Study on the Desorption Mechanism of Sulfur Dioxide–Modified Activated Carbon Based on Density Functional Theory

Activated carbon injection technology is the primary method used to control the mercury emissions from coal-fired power plants. The preparation of sulfur-loaded carbon-based adsorbents through SO₂ modification of the surface of activated carbon (the primary component) provides an effective solution to enhancing the mercury removal performance of adsorbents. However, there remains a lack of clarity on the adsorption performance and mechanism of mercury on the newly formed active sites of the carbon surface after SO₂ sulfur loading modification. In this study, four potential structures of SO₂ loaded onto the surface of activated carbon were constructed. Quantum chemical calculation methods were applied to calculate the adsorption process of Hg in these four models, with those important characteristics identified such as bonding properties, adsorption energy, electrostatic potential, and molecular orbitals. As indicated by those results, the adsorption bonds of the SO₂-modified activated carbon were mainly C-O-S and C-S-C. After the carbon cluster model adsorbed SO₂ molecules, the sulfur in SO₂ exhibited a strong positive potential that facilitated the loss of electrons from Hg due to the potential difference. Consequently, HgO was firmly adsorbed onto the surface of the carbon cluster.

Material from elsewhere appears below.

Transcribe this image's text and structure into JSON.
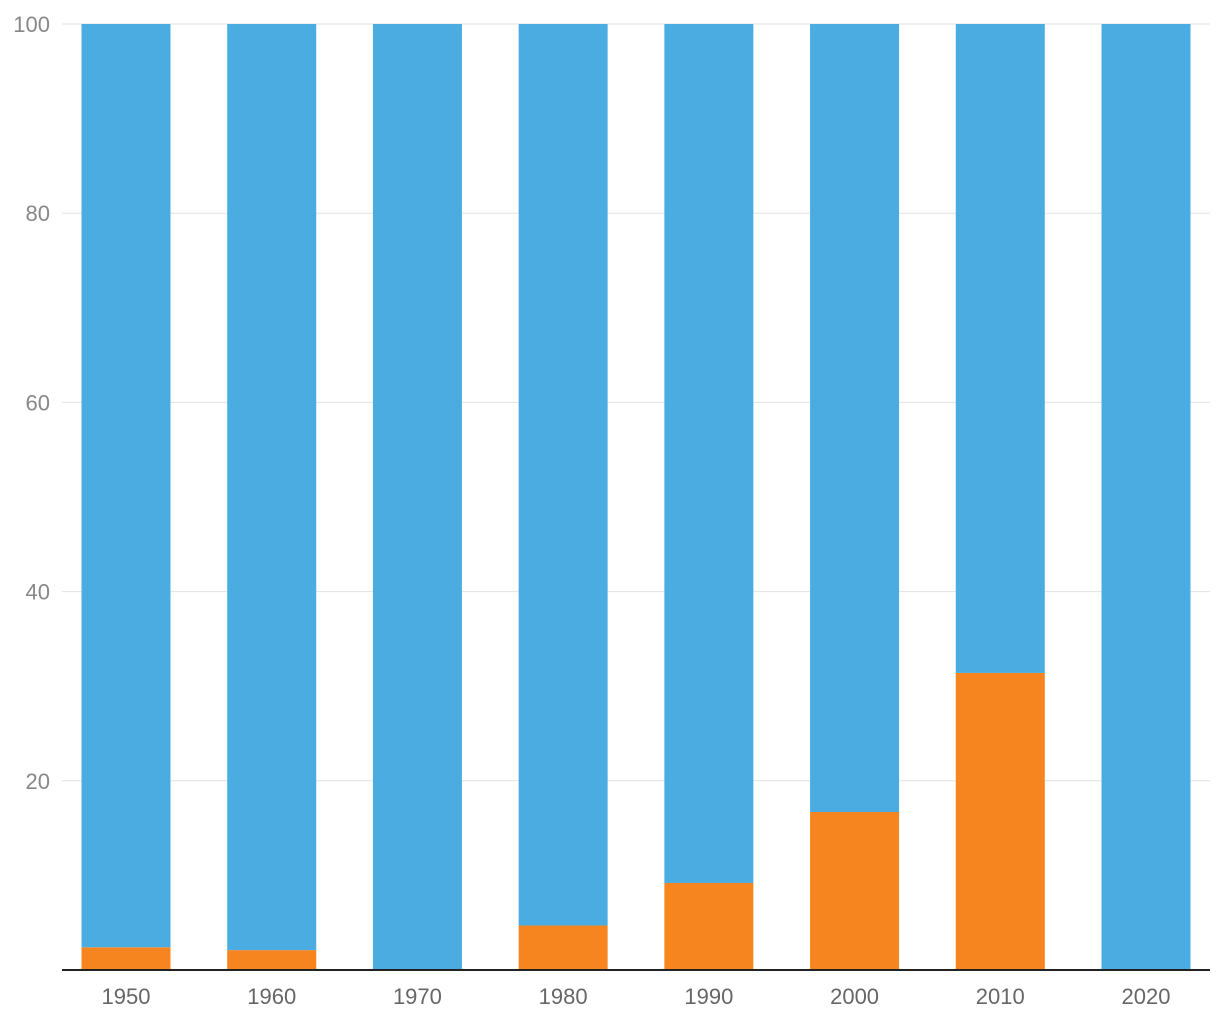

As revealed by the molecular orbital calculations performed after Hg adsorption on the two carbon cluster models, SO₂-modified and elemental sulfur-modified activated carbons, in the SOAC-Arm-1 configuration, there was a clear exchange orbital around the adsorbed Hg atom in the LUMO, with a small HOMO–LUMO energy gap of only 0.01713 eV. At this point, the free electrons on the molecule were prone to orbital transitions, promoting the occurrence of adsorption reactions. The SOAC-Arm-3 conformation exhibited the shortest C-Hg bond length and had an adsorption energy of up to −70.42 kJ/mol, indicating a stronger chemical bonding ability and a higher likelihood of adsorption reactions. These results demonstrate the feasibility of sulfur-loaded modified activated carbon to mitigate Hg pollution through SO₂.